Totally offtopic but cool.
Rehmi Post is just wrapping up his PhD. Among other things, he teaches a three month class to new students, titled “how to fabricate (almost) anything”. Students start with using CAD packages, then he takes them through fabrication of parts using machine tools, how to design circuit boards, and — literally — just about anything, up to and including MEMS, microelectromechanical machines etched out of silicon wafers using the same lithography techniques as microprocessors. “One thing we’ve learned in the course of this study is that the fabrication tools currently available all suck,” he says.

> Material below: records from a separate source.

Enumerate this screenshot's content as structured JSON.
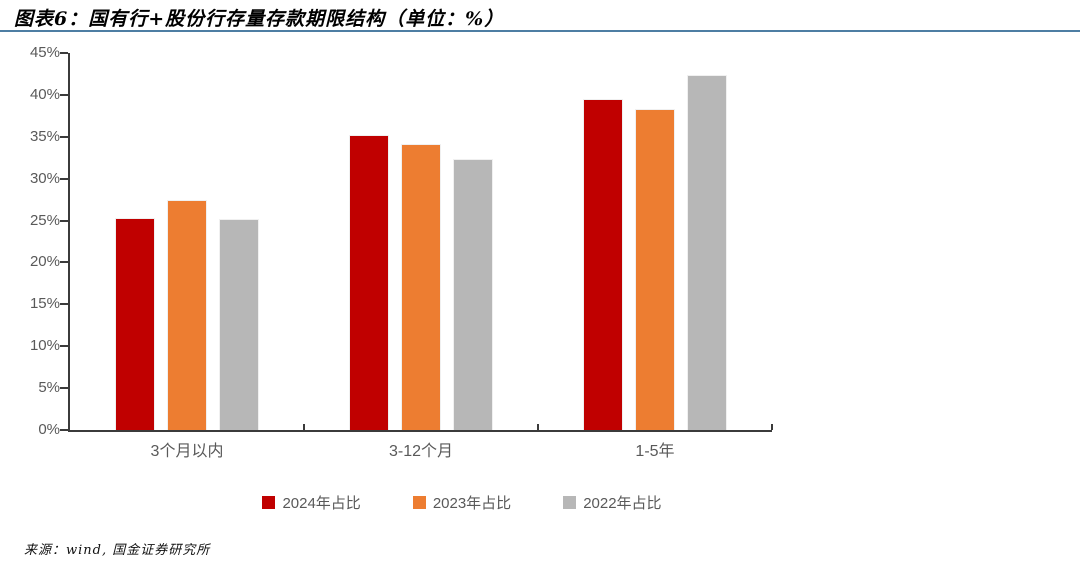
{
  "header": {
    "title": "图表6：国有行+股份行存量存款期限结构（单位：%）"
  },
  "footer": {
    "source": "来源：wind, 国金证券研究所"
  },
  "colors": {
    "series_2024": "#c00000",
    "series_2023": "#ed7d31",
    "series_2022": "#b7b7b7",
    "divider": "#4d7ea3",
    "axis": "#3b3b3b",
    "label": "#595959"
  },
  "chart_data": {
    "type": "bar",
    "title": "图表6：国有行+股份行存量存款期限结构（单位：%）",
    "categories": [
      "3个月以内",
      "3-12个月",
      "1-5年"
    ],
    "series": [
      {
        "name": "2024年占比",
        "color_key": "series_2024",
        "values": [
          25.3,
          35.2,
          39.5
        ]
      },
      {
        "name": "2023年占比",
        "color_key": "series_2023",
        "values": [
          27.4,
          34.1,
          38.3
        ]
      },
      {
        "name": "2022年占比",
        "color_key": "series_2022",
        "values": [
          25.2,
          32.4,
          42.4
        ]
      }
    ],
    "xlabel": "",
    "ylabel": "",
    "ylim": [
      0,
      45
    ],
    "ytick_step": 5,
    "ytick_suffix": "%",
    "grid": false,
    "legend_position": "bottom"
  }
}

Which is why he and some other researchers are working on the Fab Lab. The goal is to build a toolkit that can be sold for under $10,000 (£6500) and that contains everything you need in order to make almost anything. “We want to take arts and crafts to a level where people can do their own prototyping, build their own radios, oscilloscopes, or computers, and do it on the cheap with full support in tools and hardware.” He’s not kidding. The Fab Lab — personal fabrication — includes a CAD workstation, a modified vinyl cutter able to carve circuit boards, a computer-controlled milling machine, an FPGA programmer, and may eventually include a 3D printer and other machine tools. One important element they’re working on is a library of electronic components, royalty-free, than the system can be used to handle various tasks. Using FPGA (field programmable gate array) chips means the system can contain sophisticated electronics — FPGAs are designed to be reconfigured at the hardware level to emulate arbitrary circuits, all the way up to an ARM processor. The Fab Lab team are trying to develop a system comprehensive enough that any one Fab Lab can be used to build copies of itself, and they’re looking at a hardware design strategy akin to the GPL (GNU General Public License) — spin offs such as Project Pengachu give a feel for how they’re thinking these tools can be used.
” — article by Charlie Stross on MIT Media lab
according to http://fab.cba.mit.edu/info.html, a fab lab currently
costs about $30k; i’m assuming it’s not self-machinable yet.